I'm up for dropping OOM handling. Since we're linking with a lot of
libraries I don't think we can be confident that we won't abort() even
now anyway.
The background
==============
Since the first commit libvirt has attempted to handle out of memory (OOM)
errors in the same way it does for any other problem. Namely, a virError will
be raised, and the method will jump to its cleanup/error label. The error
bubbles up the stack and in theory someone or something will catch this and do
something sensible/useful. This has long been considered "best practice" for
most C libraries, especially those used for system services. This mail makes
the argument that it is in fact /not/ "best practice" to try to handle OOM.
OOM handling is very difficult to get correct because it is something that
developers almost never encounter and thus the code paths are rarely run. We
designed our memory allocation APIs such that we get compile time errors if
code forgets to check the return value for failure. This is good as it
eliminates an entire class of bugs. Our error handling goto label pattern
tries to align OOM handling with other general error handling which is more
commonly tested.
We have code in the allocators which lets us run unit tests simulating the
failure of any allocation that is made during the test. Executing this is
extraordinarily time consuming as some of our unit tests have many 1000's or
even 10's of 1000's of allocations. The running time to simulate OOM for each
allocation is O(N^2) which does not scale well. As a result we've probably
only run these OOM tests a handful of times over the years.
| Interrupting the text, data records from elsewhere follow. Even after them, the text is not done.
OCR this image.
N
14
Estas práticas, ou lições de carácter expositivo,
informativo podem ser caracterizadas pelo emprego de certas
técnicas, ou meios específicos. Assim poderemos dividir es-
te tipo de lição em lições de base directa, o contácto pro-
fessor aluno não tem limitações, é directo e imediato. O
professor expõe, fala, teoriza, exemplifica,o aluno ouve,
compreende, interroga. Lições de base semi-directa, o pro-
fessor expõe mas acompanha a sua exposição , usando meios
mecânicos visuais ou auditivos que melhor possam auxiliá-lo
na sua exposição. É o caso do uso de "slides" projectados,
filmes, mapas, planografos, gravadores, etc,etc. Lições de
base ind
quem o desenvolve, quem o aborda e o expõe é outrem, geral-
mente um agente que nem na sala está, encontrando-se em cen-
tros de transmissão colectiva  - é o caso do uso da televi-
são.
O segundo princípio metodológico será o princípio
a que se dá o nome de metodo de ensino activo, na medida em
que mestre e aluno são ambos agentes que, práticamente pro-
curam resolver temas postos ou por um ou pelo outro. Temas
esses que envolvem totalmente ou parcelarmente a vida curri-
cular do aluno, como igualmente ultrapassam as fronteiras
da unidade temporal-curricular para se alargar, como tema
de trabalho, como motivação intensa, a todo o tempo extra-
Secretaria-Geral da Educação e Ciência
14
Well, I've tried this and so far, the only problems I've found were in
tests where we're ignoring revals of VIR_ALLOC() or its friends (e.g.
vir*New()) or we're checking it after it's used already.
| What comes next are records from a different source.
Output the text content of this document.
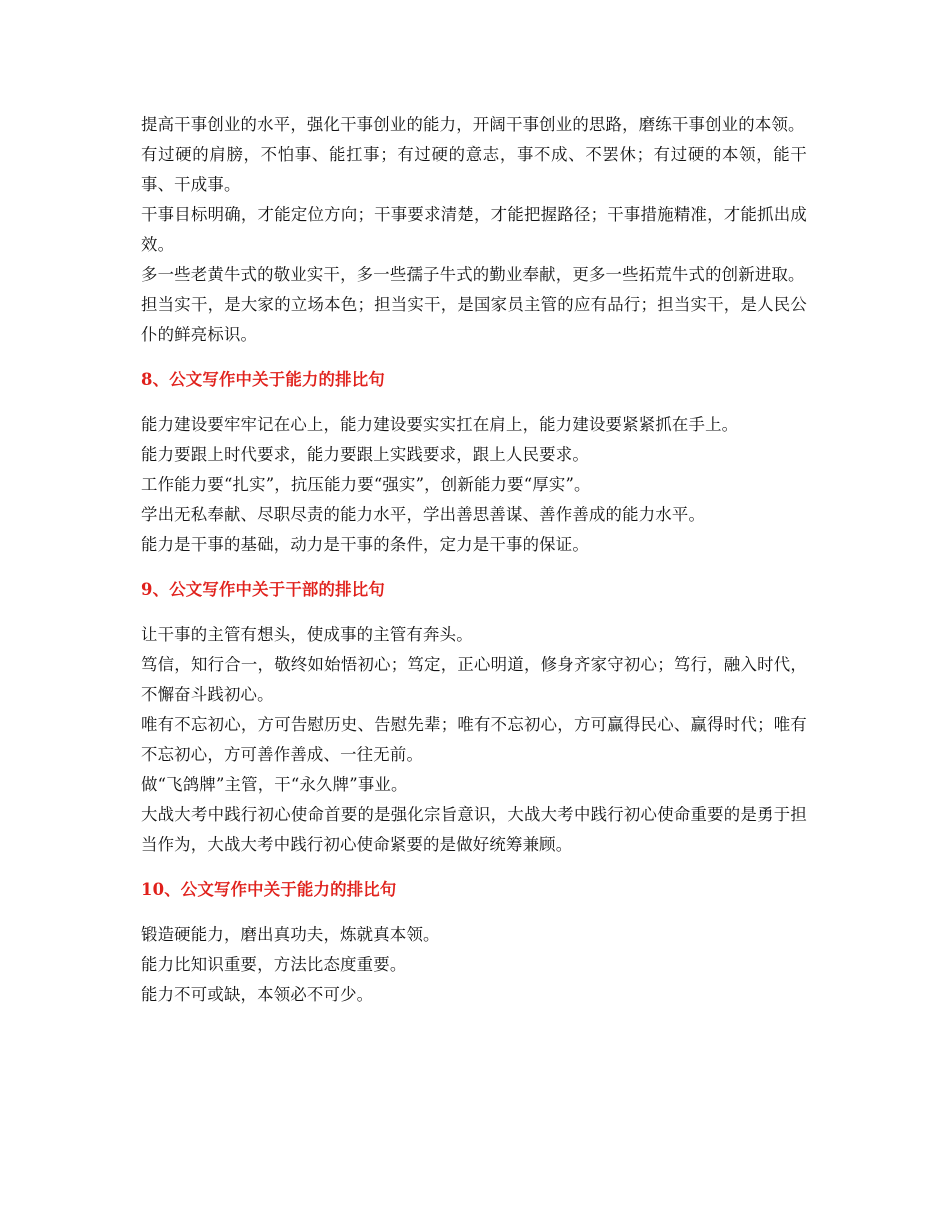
提高干事创业的水平，强化干事创业的能力，开阔干事创业的思路，磨练干事创业的本领。

有过硬的肩膀，不怕事、能扛事；有过硬的意志，事不成、不罢休；有过硬的本领，能干事、干成事。

干事目标明确，才能定位方向；干事要求清楚，才能把握路径；干事措施精准，才能抓出成效。

多一些老黄牛式的敬业实干，多一些孺子牛式的勤业奉献，更多一些拓荒牛式的创新进取。

担当实干，是大家的立场本色；担当实干，是国家员主管的应有品行；担当实干，是人民公仆的鲜亮标识。

8、公文写作中关于能力的排比句

能力建设要牢牢记在心上，能力建设要实实扛在肩上，能力建设要紧紧抓在手上。

能力要跟上时代要求，能力要跟上实践要求，跟上人民要求。

工作能力要“扎实”，抗压能力要“强实”，创新能力要“厚实”。

学出无私奉献、尽职尽责的能力水平，学出善思善谋、善作善成的能力水平。

能力是干事的基础，动力是干事的条件，定力是干事的保证。

9、公文写作中关于干部的排比句

让干事的主管有想头，使成事的主管有奔头。

笃信，知行合一，敬终如始悟初心；笃定，正心明道，修身齐家守初心；笃行，融入时代，不懈奋斗践初心。

唯有不忘初心，方可告慰历史、告慰先辈；唯有不忘初心，方可赢得民心、赢得时代；唯有不忘初心，方可善作善成、一往无前。

做“飞鸽牌”主管，干“永久牌”事业。

大战大考中践行初心使命首要的是强化宗旨意识，大战大考中践行初心使命重要的是勇于担当作为，大战大考中践行初心使命紧要的是做好统筹兼顾。

10、公文写作中关于能力的排比句

锻造硬能力，磨出真功夫，炼就真本领。

能力比知识重要，方法比态度重要。

能力不可或缺，本领必不可少。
BTW: to make it work I had to disable failing from mocks (obviously).
The tests show we generally do remarkly well at OOM handling, but none the
less we have *always* found bugs in our handling where we fail to report the
OOM (as in, continue to run but with missing data), or we crash when cleaning
up from OOM. Our unit tests don't cover anywhere near all of our codebase
though. We have great coverage of XML parsing/formatting, and sporadic coverage
of everything else.
IOW, despite our clever API designs & coding patterns designed to improve our
OOM handling, we can not have confidence that we will actually operate correctly
in an OOM scenario.
I beg to disagree. The fact that our cleanup paths are in 99% the same
as error paths means that if there are no mem-leaks (and if
transformation to VIR_AUTOFREE is done the chances are low), then we
propably do good on OOM too.
<snip/>
The implementation
==================
Assuming a decision to abort on OOM, libvirt can nwo follow QEMU's lead and
make use of the GLib library.
No, please no. Firstly, glib is a new C dialect that only a few of us
speak. Secondly, glib adds some padding around its objects => libvirt's
memory footprint will grow. Thirdly, it's yet another library to link
with (on my system libvirt links with 53 libraries already).
Michal